The ozone layer, which encircles the globe six to 30 miles above Earth's surface, has been damaged by humanity's use of certain industrial chemicals, many scientists believe. Now that international treaties are in place to curb production of the major ozone-destroying chemicals, scientists say two other factors could impede the natural healing process: volcanic eruptions and global warming.
Why ozone in the sky matters
As scientists try to pin down how long it will take to restore the ozone layer, they note that both factors emerged as wild cards. The ozone layer protects Earth from much of the sun's ultraviolet radiation. Without this protective layer, scientists warn, severe damage to living organisms would occur.

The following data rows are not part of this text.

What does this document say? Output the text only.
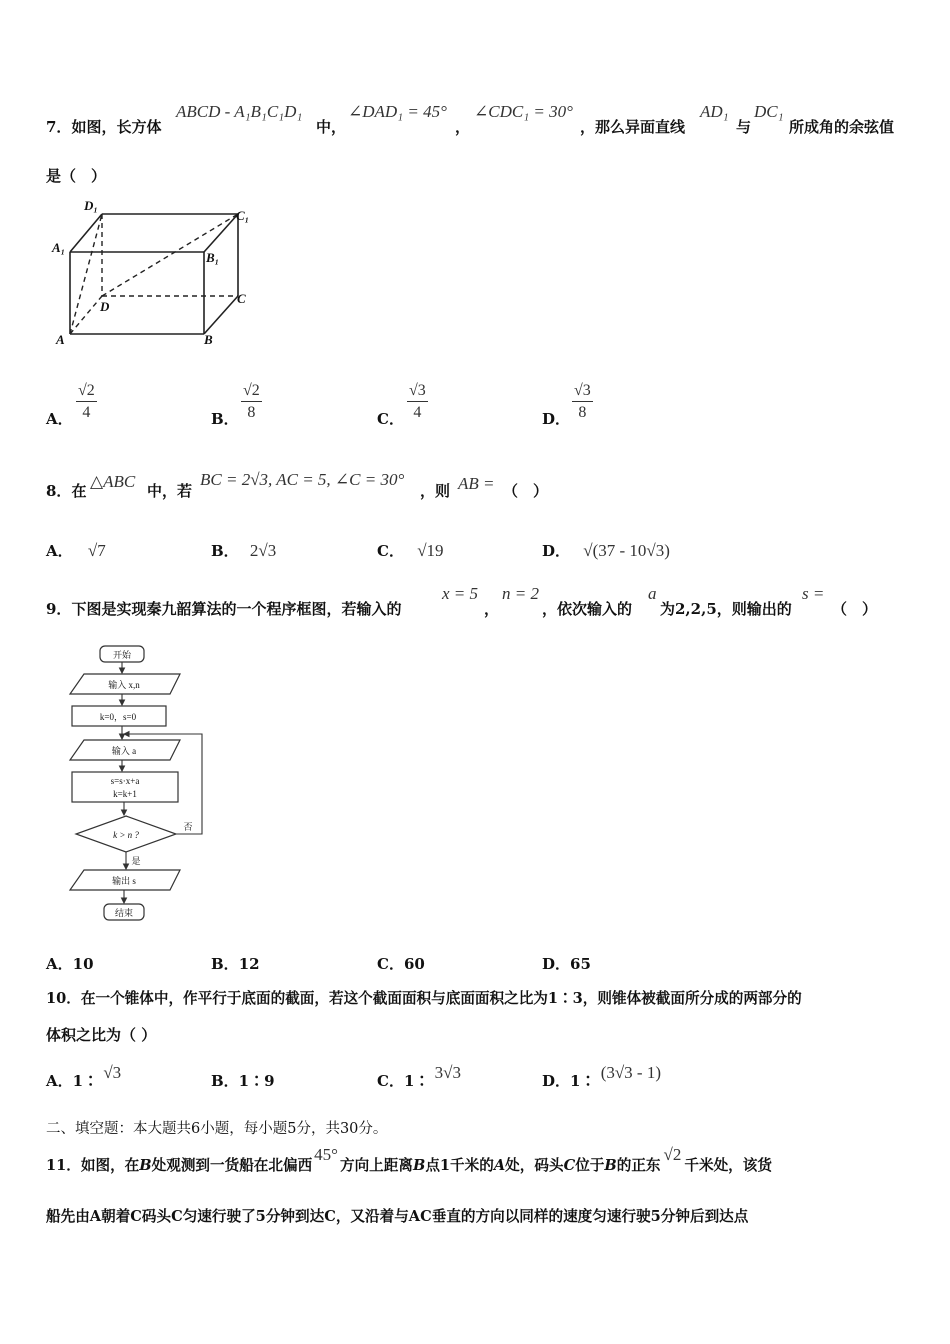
7．如图，长方体
ABCD - A₁B₁C₁D₁
中，
∠DAD₁ = 45°
，
∠CDC₁ = 30°
，那么异面直线
AD₁
与
DC₁
所成角的余弦值
是（　）
D₁
C₁
A₁
B₁
D
C
A	B
A． $\frac{√2}{4}$	B． $\frac{√2}{8}$	C． $\frac{√3}{4}$	D． $\frac{√3}{8}$
8．在 △ABC 中，若
BC = 2√3, AC = 5, ∠C = 30°
，则 AB = （　）
A． √7	B． 2√3	C． √19	D． √(37 - 10√3)
9．下图是实现秦九韶算法的一个程序框图，若输入的
x = 5
，
n = 2
，依次输入的
a
为2,2,5，则输出的
s =
（　）
开始
输入 x,n
k=0，s=0
输入 a
s=s·x+a
k=k+1
k > n ?
否
是
输出 s
结束
A．10	B．12	C．60	D．65
10．在一个锥体中，作平行于底面的截面，若这个截面面积与底面面积之比为1∶3，则锥体被截面所分成的两部分的
体积之比为（ ）
A．1∶ √3	B．1∶9	C．1∶ 3√3	D．1∶ (3√3 - 1)
二、填空题：本大题共6小题，每小题5分，共30分。
11．如图，在B处观测到一货船在北偏西45°方向上距离B点1千米的A处，码头C位于B的正东√2千米处，该货
船先由A朝着C码头C匀速行驶了5分钟到达C，又沿着与AC垂直的方向以同样的速度匀速行驶5分钟后到达点
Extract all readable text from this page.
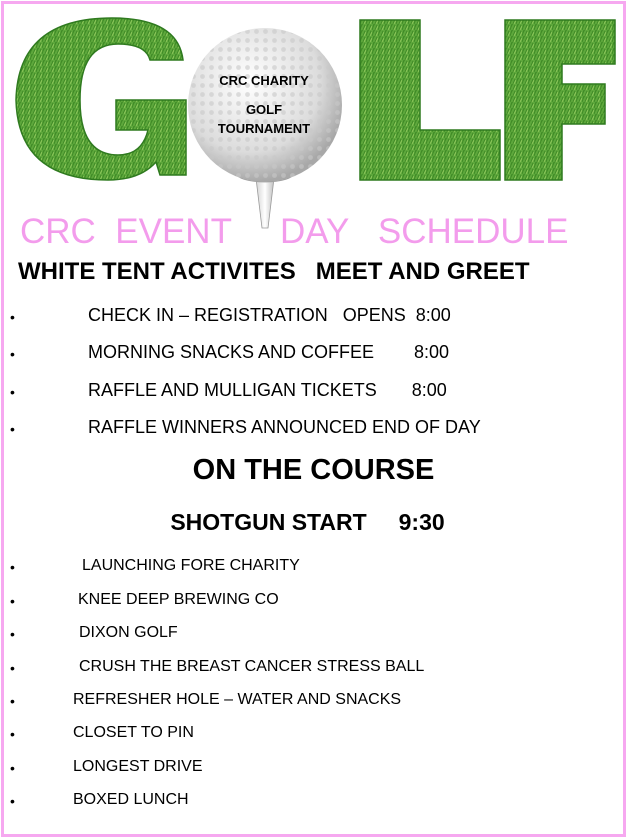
CRC CHARITY
GOLF
TOURNAMENT
CRC  EVENT     DAY   SCHEDULE
WHITE TENT ACTIVITES   MEET AND GREET
•	CHECK IN – REGISTRATION   OPENS  8:00
•	MORNING SNACKS AND COFFEE        8:00
•	RAFFLE AND MULLIGAN TICKETS       8:00
•	RAFFLE WINNERS ANNOUNCED END OF DAY
ON THE COURSE
SHOTGUN START     9:30
•	LAUNCHING FORE CHARITY
•	KNEE DEEP BREWING CO
•	DIXON GOLF
•	CRUSH THE BREAST CANCER STRESS BALL
•	REFRESHER HOLE – WATER AND SNACKS
•	CLOSET TO PIN
•	LONGEST DRIVE
•	BOXED LUNCH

Sherwood Rowland of the University of California at Irvine says the international agreements to phase out production and use of the worst of the chemical culprits has ''put a cap on ozone [layer] damage.'' These chemicals primarily are the chlorofluorcarbon (CFC) compounds used as refrigerants and halon compounds used mainly in fire extinguishers. CFCs break down in the stratosphere and release chlorine. Halons release bromine. Dr. Rowland shared a Nobel prize last year for research showing how such releases destroy ozone.
Speaking at the American Association for the Advancement of Science's annual meeting here, Rowland said the concern for the next two decades is that a large volcanic eruption will activate more ozone destruction than otherwise would occur.
Patrick McCormick of the NASA Langley Research Center in Hampton, Va., explains that sulfuric acid aerosol particles from volcanoes act as catalysts to speed the breakdown of CFCs and halons, releasing a flood of ozone-destroying chlorine and bromine. This was seen after the eruption of Mt. Pinatubo in the Philippines in 1991. Consequently, it is not enough just to monitor the actual decline in the influence of CFCs and halons; keeping track of volcanic aerosols is also required.
Global warming a player, too
A change in global climate as a result of the ''greenhouse effect'' could also affect the pace of ozone-layer healing, the scientists say. The atmosphere sandwiched between Earth and the ozone layer has been incrementally warming, the result of burning fossil fuels to power an industrial economy. This warming of the lower atmosphere, however, would actually cool the stratosphere where ozone resides. This, too, could enhance ozone destruction.
Richard Stolarski of the NASA Goddard Space Flight Center in Greenbelt, Md., said this new understanding of the complexity of the ozone story does not change scientists' expectation that the ozone decline will stop. But it does mean that it will take time to detect a substantial change in ozone destruction.